Compared to steel, aluminium is reported to be more recycle friendly and through recycling the value loss from material loss and money value loss is only 22% for aluminium compared to 50% for steel.
Given that automobile manufactures are going to become responsible for the disposal of old cars and if it is accepted that the previous statement on costs is correct, then it is fairly clear that this factor provides an incentive to make more components out of aluminium.
Further considerations for aluminium are that:
- recycling saves up to 95% of the energy used to produce primary aluminium.
- recycling is self supporting by the high value of the material through the recycling loop.
- the quality of the metal does not deteriorate however many times it is recycled.
- advanced sorting and recovery techniques are beginning to allow scrap to be suitable for use as primary products such as extrusion ingots and sheet ingots.

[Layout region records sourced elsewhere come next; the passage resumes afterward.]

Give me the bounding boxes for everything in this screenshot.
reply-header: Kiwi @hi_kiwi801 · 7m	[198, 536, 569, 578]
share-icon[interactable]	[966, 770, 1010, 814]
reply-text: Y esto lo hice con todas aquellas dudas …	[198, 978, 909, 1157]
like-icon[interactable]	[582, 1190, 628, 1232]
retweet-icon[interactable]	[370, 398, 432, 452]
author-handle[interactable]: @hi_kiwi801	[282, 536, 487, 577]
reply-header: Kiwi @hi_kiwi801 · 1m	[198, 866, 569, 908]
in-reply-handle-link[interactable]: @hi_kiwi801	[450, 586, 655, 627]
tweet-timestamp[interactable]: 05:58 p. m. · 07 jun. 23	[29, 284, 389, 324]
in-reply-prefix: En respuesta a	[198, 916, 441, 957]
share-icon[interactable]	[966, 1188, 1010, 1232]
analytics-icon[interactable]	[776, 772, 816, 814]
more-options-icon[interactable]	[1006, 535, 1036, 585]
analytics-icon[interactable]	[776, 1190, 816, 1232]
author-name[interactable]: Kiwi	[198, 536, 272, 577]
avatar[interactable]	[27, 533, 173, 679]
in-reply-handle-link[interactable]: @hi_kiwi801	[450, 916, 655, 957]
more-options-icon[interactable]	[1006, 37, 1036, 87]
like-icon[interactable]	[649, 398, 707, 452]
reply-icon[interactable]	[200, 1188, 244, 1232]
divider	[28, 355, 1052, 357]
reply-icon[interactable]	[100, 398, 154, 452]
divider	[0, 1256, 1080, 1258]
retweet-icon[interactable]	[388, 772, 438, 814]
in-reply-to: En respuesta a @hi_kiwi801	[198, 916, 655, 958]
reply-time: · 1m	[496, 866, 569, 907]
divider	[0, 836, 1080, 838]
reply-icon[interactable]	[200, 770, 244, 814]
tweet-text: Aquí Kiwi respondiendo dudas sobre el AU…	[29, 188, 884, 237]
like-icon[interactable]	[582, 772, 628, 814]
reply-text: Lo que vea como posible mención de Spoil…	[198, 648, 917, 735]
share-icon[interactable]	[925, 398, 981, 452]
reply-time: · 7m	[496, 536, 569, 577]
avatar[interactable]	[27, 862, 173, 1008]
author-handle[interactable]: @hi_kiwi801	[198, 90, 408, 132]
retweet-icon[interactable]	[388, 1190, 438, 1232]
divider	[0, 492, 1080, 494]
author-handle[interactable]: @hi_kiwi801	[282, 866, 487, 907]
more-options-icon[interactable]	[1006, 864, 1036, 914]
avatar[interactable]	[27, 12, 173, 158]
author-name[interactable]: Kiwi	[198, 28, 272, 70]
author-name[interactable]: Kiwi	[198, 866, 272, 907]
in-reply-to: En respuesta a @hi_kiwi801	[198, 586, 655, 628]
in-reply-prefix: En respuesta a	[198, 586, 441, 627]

This coupled with the legislative requirements to dispose of old cars through recycling adds even further to the incentive towards the use of aluminium, provided these factors come to fruition, in the future. This is especially true when it is considered that every year end of life vehicles in the community generate between 8 & 9 million tonnes of waste as reported in the 'Directive 2000/53/EC of the European Parliament and of the Council' document.
Ref. P Vigeland (2001)
The information about the European 'End of Life' directive has come mainly from a report by P Vigeland who is the Vice President of Recycling and R&D for Hydro Aluminium rolled products and as such it's possible there is a potential for bias in his report towards the benefits and ease with which aluminium can be re-cycled. However it has been attempted to pick out what is believed to be the factual information from his report rather than theoretical figures which may be misleading, but the onus here is on the reader to asses what they believe to be true.
In any case the underlying principle behind the European directive is that 'the polluter pays' and given the level of waste being produced on a yearly basis and that the responsibility for disposing of that waste is coming back to the doors of automobile manufacturers, this is a factor that definitely needs to be taken seriously.